Ching-Fang Li, I-Hsiang Wang

Keyword:

Computer Science, Information Theory, Information Theory (cs.IT)

journal:

--

date:

2024-01-29 00:00:00

Abstract

In hypothesis testing problems, taking samples sequentially and stopping opportunistically to make the inference greatly enhances the reliability. The design of the stopping and inference policy, however, critically relies on the knowledge of the underlying distribution of each hypothesis. When the knowledge of distributions, say, $P_0$ and $P_1$ in the binary-hypothesis case, is replaced by empirically observed statistics from the respective distributions, the gain of sequentiality is less understood when subject to universality constraints. In this work, the gap is mended by a unified study on sequentiality in the universal binary classification problem. We propose a unified framework where the universality constraints are set on the expected stopping time as well as the type-I error exponent. The type-I error exponent is required to achieve a pre-set distribution-dependent constraint $\lambda(P_0,P_1)$ for all $P_0,P_1$. The framework is employed to investigate a semi-sequential and a fully-sequential setup, so that fair comparison can be made with the fixed-length setup.
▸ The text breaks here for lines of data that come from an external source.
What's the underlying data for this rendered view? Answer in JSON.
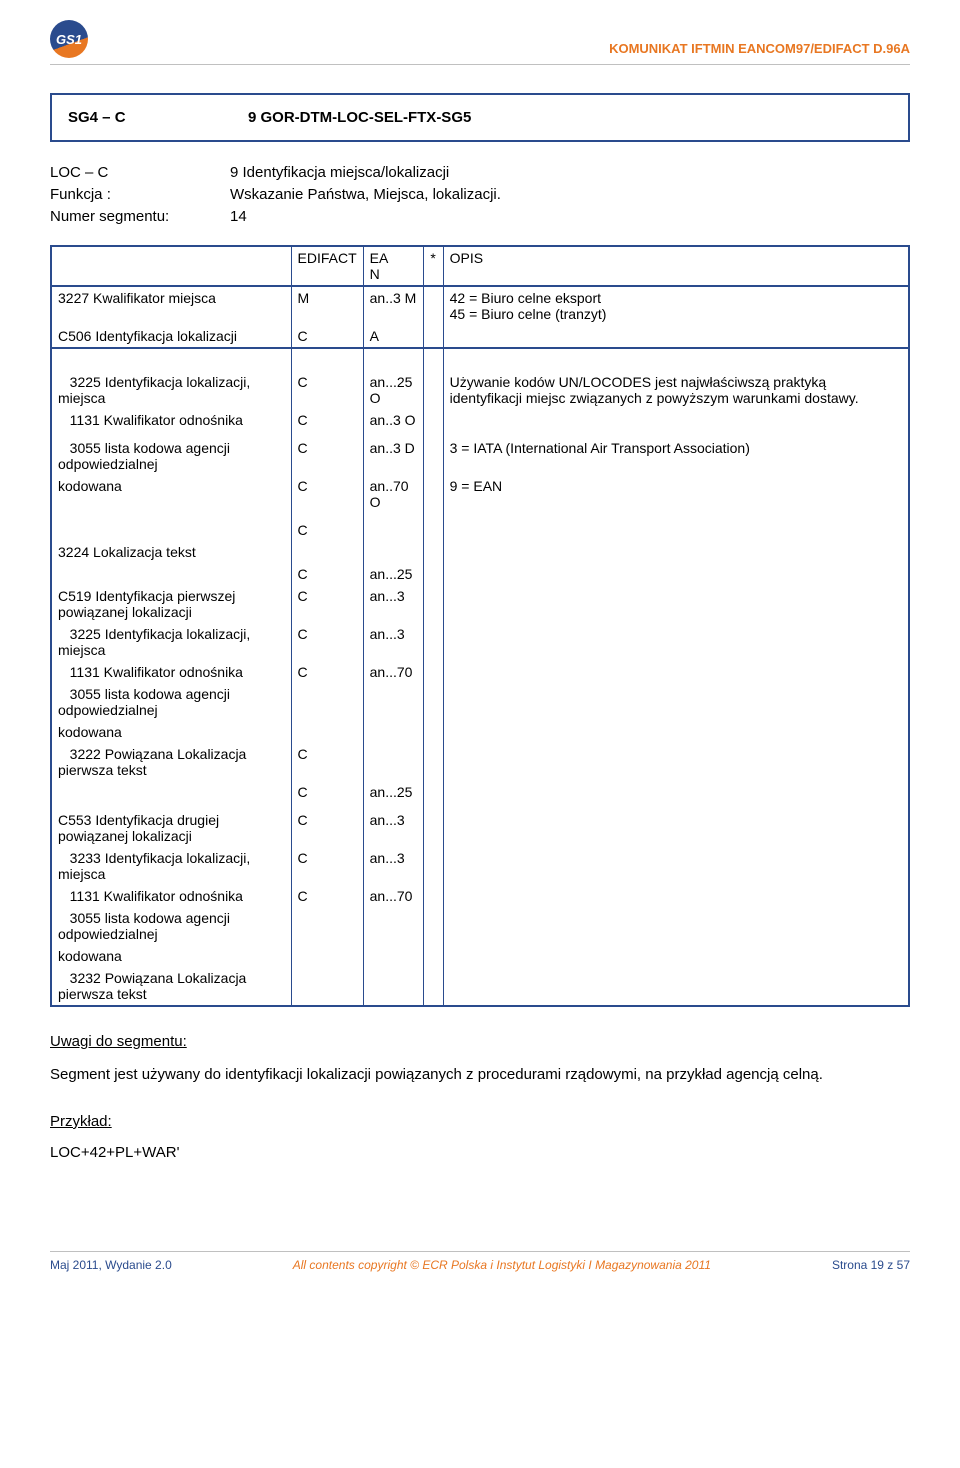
{
  "header": {
    "logo_text": "GS1",
    "title": "KOMUNIKAT IFTMIN EANCOM97/EDIFACT D.96A"
  },
  "segment": {
    "left": "SG4 – C",
    "right": "9 GOR-DTM-LOC-SEL-FTX-SG5"
  },
  "info": {
    "rows": [
      {
        "label": "LOC – C",
        "value": "9 Identyfikacja miejsca/lokalizacji"
      },
      {
        "label": "Funkcja :",
        "value": "Wskazanie Państwa, Miejsca, lokalizacji."
      },
      {
        "label": "Numer segmentu:",
        "value": "14"
      }
    ]
  },
  "table": {
    "hdr": {
      "edifact": "EDIFACT",
      "ean": "EA\nN",
      "star": "*",
      "opis": "OPIS"
    },
    "group1": [
      {
        "desc": "3227  Kwalifikator miejsca",
        "edi": "M",
        "ean": "an..3  M",
        "opis": "42 = Biuro celne eksport\n45 = Biuro celne (tranzyt)"
      },
      {
        "desc": "C506 Identyfikacja lokalizacji",
        "edi": "C",
        "ean": "A",
        "opis": ""
      }
    ],
    "group2": [
      {
        "desc": "   3225 Identyfikacja lokalizacji, miejsca",
        "edi": "C",
        "ean": "an...25   O",
        "opis": "Używanie kodów UN/LOCODES jest najwłaściwszą praktyką identyfikacji miejsc związanych z powyższym warunkami dostawy."
      },
      {
        "desc": "   1131 Kwalifikator odnośnika",
        "edi": "C",
        "ean": "an..3   O",
        "opis": ""
      },
      {
        "desc": "",
        "edi": "",
        "ean": "",
        "opis": ""
      },
      {
        "desc": "   3055 lista kodowa agencji odpowiedzialnej",
        "edi": "C",
        "ean": "an..3   D",
        "opis": " 3 = IATA (International Air Transport Association)"
      },
      {
        "desc": "kodowana",
        "edi": "C",
        "ean": "an..70   O",
        "opis": "9 = EAN"
      },
      {
        "desc": "",
        "edi": "",
        "ean": "",
        "opis": ""
      },
      {
        "desc": "",
        "edi": "C",
        "ean": "",
        "opis": ""
      },
      {
        "desc": "3224  Lokalizacja tekst",
        "edi": "",
        "ean": "",
        "opis": ""
      },
      {
        "desc": "",
        "edi": "C",
        "ean": "an...25",
        "opis": ""
      },
      {
        "desc": "C519  Identyfikacja pierwszej powiązanej lokalizacji",
        "edi": "C",
        "ean": "an...3",
        "opis": ""
      },
      {
        "desc": "   3225 Identyfikacja lokalizacji, miejsca",
        "edi": "C",
        "ean": "an...3",
        "opis": ""
      },
      {
        "desc": "   1131 Kwalifikator odnośnika",
        "edi": "C",
        "ean": "an...70",
        "opis": ""
      },
      {
        "desc": "   3055 lista kodowa agencji odpowiedzialnej",
        "edi": "",
        "ean": "",
        "opis": ""
      },
      {
        "desc": "kodowana",
        "edi": "",
        "ean": "",
        "opis": ""
      },
      {
        "desc": "   3222  Powiązana Lokalizacja pierwsza tekst",
        "edi": "C",
        "ean": "",
        "opis": ""
      },
      {
        "desc": "",
        "edi": "C",
        "ean": "an...25",
        "opis": ""
      },
      {
        "desc": "",
        "edi": "",
        "ean": "",
        "opis": ""
      },
      {
        "desc": "C553  Identyfikacja drugiej powiązanej lokalizacji",
        "edi": "C",
        "ean": "an...3",
        "opis": ""
      },
      {
        "desc": "   3233 Identyfikacja lokalizacji, miejsca",
        "edi": "C",
        "ean": "an...3",
        "opis": ""
      },
      {
        "desc": "   1131 Kwalifikator odnośnika",
        "edi": "C",
        "ean": "an...70",
        "opis": ""
      },
      {
        "desc": "   3055 lista kodowa agencji odpowiedzialnej",
        "edi": "",
        "ean": "",
        "opis": ""
      },
      {
        "desc": "kodowana",
        "edi": "",
        "ean": "",
        "opis": ""
      },
      {
        "desc": "   3232  Powiązana Lokalizacja pierwsza tekst",
        "edi": "",
        "ean": "",
        "opis": ""
      }
    ]
  },
  "notes": {
    "title": "Uwagi do segmentu:",
    "body": "Segment jest używany do identyfikacji lokalizacji powiązanych z procedurami rządowymi, na przykład agencją celną.",
    "example_title": "Przykład:",
    "example_code": "LOC+42+PL+WAR'"
  },
  "footer": {
    "left": "Maj 2011, Wydanie 2.0",
    "mid": "All contents copyright © ECR Polska i Instytut Logistyki I Magazynowania 2011",
    "right": "Strona 19 z 57"
  }
}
The optimal type-II error exponents in different setups are characterized when the function $\lambda$ satisfies mild continuity conditions. The benefit of sequentiality is shown by comparing the semi-sequential, the fully-sequential, and the fixed-length cases in representative examples of $\lambda$. Conditions under which sequentiality eradicates the trade-off between error exponents are also derived.